Digo semióticas porque estas teorias não têm uma
única matriz e possuem percursos e visões metodológicas
distintas, sobre as questões de linguagem e nas suas
aplicações sobre os estudos dos discursos midiáticos.
Isso
instaura a segunda problemática, pois quando se estuda
semiologia e semiótica é preciso se perguntar sobre
qual semiótica estamos falando? Grosso modo, existem
três matrizes de estudos semióticos, que surgiram quase
que sincronicamente no período entre o final do século
XIX e início do século XX, a partir da necessidade de
se compreender os novos fenômenos de linguagem e suportes
midiáticos que começavam a tomar conta do mundo com o
desenvolvimento das comunicações em cartazes, revistas,
jornais, rádios, fotografias e cinema.
A primeira dessas
matrizes é a semiótica formulada pelo americano Charles
Sanders Peirce. Esta teoria faz uma abordagem lógico-filósófica
da linguagem, tendo o signo, a unidade mínima de representação
(entendendo que toda linguagem é uma forma de representação
do mundo), como referência para se pensar os níveis de
percepção sobre o mundo (primeiridade, secundidade e
terceiridade), e desses níveis, decorrem tipos de
signos/representações (ícones, índices e
símbolos) que levam, em suas infinitas recombinações,
a uma dimensão, sintática, semântica e pragmática
das linguagens de qualquer natureza.

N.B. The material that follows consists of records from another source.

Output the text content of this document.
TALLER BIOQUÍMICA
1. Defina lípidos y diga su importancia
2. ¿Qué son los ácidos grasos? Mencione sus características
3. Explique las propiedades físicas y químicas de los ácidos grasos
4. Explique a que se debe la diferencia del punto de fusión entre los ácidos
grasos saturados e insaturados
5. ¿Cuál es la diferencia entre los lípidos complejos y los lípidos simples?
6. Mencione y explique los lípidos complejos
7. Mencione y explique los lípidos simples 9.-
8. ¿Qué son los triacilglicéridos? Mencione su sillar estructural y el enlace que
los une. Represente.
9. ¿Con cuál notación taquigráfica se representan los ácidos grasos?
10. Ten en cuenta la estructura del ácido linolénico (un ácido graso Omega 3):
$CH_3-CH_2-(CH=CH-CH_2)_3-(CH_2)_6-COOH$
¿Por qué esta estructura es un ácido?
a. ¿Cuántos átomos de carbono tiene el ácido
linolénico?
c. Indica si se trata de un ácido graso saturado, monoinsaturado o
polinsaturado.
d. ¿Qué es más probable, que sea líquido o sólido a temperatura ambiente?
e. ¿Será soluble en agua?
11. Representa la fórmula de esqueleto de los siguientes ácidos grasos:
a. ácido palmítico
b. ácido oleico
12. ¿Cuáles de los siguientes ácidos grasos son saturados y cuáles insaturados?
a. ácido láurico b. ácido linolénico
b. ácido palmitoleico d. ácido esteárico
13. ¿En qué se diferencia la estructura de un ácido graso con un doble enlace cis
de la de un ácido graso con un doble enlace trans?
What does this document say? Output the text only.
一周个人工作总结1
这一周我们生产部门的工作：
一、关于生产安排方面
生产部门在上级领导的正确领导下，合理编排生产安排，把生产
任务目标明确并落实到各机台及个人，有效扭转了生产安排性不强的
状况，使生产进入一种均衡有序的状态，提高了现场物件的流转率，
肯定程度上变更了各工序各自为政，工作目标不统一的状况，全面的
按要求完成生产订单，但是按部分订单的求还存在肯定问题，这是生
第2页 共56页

De todas as teorias semióticas
essa é a única que, em sua origem, não tem
referência nos estudos lingüísticos.
Tal
aspecto, dá a esta formulação teórica um
papel desbravador nos estudos das linguagens midiáticas, tendo
aplicações no universo do discurso das mensagens
publicitárias, pois a análise gramatical dos tipos de
signos, como uma das possibilidades de utilização da
teoria peirciana, permite a avaliação do impacto
perceptivo das mensagens, logomarcas, logotipos e embalagens, entre
outros suportes de comunicação publicitária, o
que torna essa semiótica uma aliada para os estudos da
linguagem publicitária e para o trabalho e formação
de designers e profissionais da área de criação
publicitária.
Grande
parte da obra desse filósofo e matemático encontra-se
na publicação americana denominada Collected papers
e suas obras de referência traduzidas para o português
são Semiótica e filosofia e Semiótica,
respectivamente editados pela Cultrix e pela Perspectiva.
A segunda
matriz, não menos complexa que a primeira, é
fundamental para desdobramentos científicos da lingüística,
ganhando uma amplitude maior a partir da segunda metade do século
XX. Trata-se da semiologia postulada por Ferdinand Saussure em 1906,
na Universidade de Genebra, em seu famoso Curso de lingüística
geral, que gerou obra homônima, uma publicação
póstuma ao seu autor, organizada por seus discípulos.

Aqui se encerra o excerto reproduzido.